No question of the validity of the judgment of bankruptcy is presented in this case, nor of the sufficiency of the evidence of the claim of the petitioners to sustain that adjudication. The only issue is whether or not that adjudication estopped the objecting creditors and the trustee from contesting the existence of that claim and the right of the petitioning creditors to share in the distribution of the estate when they subsequently presented their claim for allowance. The objecting creditors were not parties to the litigation which resulted in that adjudication. The law gave them the option to appear therein and be bound or to refuse to appear and be exempt from the determination of the issues relative to the claims of creditors therein, and they chose to decline to appear and to be free from it. The bankruptcy act prescribed a time, a place, and a tribunal, and thereby excluded other times, places, and tribunals, and relieved all creditors from the necessity of appearing therein, where all claims to share in the estate must be presented and allowed, and it gave to every creditor the right then and there to contest the claim of every other creditor, without any exception of the petitioning creditors.
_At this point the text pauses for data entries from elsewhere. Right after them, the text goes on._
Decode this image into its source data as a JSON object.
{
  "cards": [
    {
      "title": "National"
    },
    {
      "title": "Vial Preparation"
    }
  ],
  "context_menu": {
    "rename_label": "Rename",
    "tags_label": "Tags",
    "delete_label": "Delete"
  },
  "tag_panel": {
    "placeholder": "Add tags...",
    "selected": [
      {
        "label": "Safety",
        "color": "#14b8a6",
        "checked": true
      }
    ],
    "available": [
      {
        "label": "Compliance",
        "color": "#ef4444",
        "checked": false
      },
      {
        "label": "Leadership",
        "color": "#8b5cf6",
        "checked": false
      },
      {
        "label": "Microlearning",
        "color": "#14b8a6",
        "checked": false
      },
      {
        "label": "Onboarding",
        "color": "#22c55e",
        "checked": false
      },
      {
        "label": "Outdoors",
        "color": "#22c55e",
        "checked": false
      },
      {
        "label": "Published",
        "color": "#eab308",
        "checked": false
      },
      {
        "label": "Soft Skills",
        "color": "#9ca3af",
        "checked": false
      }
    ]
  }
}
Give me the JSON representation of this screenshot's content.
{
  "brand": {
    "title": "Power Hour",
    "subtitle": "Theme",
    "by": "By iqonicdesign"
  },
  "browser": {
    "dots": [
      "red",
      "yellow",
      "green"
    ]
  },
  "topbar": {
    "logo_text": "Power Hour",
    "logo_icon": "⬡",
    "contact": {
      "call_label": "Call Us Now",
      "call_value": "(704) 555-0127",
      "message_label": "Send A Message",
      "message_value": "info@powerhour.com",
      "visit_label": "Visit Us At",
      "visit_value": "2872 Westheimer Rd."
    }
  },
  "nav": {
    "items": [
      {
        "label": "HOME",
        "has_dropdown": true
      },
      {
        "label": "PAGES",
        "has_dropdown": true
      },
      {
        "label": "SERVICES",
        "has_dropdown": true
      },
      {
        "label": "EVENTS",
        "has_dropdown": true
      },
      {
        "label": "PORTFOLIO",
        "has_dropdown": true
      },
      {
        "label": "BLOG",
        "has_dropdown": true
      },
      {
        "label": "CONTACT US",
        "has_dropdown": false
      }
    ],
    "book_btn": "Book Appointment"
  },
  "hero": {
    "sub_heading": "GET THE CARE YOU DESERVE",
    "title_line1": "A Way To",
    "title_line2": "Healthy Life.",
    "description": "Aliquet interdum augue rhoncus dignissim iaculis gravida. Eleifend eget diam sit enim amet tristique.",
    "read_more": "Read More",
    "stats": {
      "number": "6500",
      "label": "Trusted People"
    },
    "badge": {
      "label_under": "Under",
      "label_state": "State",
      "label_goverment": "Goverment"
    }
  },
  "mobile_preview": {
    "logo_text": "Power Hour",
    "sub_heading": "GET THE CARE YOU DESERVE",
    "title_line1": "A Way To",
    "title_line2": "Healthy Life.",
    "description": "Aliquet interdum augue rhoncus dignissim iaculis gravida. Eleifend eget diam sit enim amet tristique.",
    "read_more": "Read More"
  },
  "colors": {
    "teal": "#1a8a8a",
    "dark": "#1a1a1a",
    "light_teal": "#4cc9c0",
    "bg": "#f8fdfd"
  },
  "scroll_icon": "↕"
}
The property of the bankrupt at the time of filing the petition became the property of his creditors, and passed into the custody of the court at that time, so that his subsequent acts and estoppels were not the acts and estoppels of his creditors and did not bind them. The status of their claims at the time of the filing of the petition measured their rights to share in the distribution of the estate, and subsequent estoppels of the bankrupt by acts, confessions, or judgments could not change that status or estop the trustee or other creditors from proving it.
For these reasons, the objecting creditors and the trustee were not, in my opinion, estopped by the adjudication in bankruptcy from contesting the allowance of the claim of the petitioning creditors and proving its true status upon the day on which the petition in bankruptcy was filed, and the judgment'of the District Court to that effect ought to be reversed.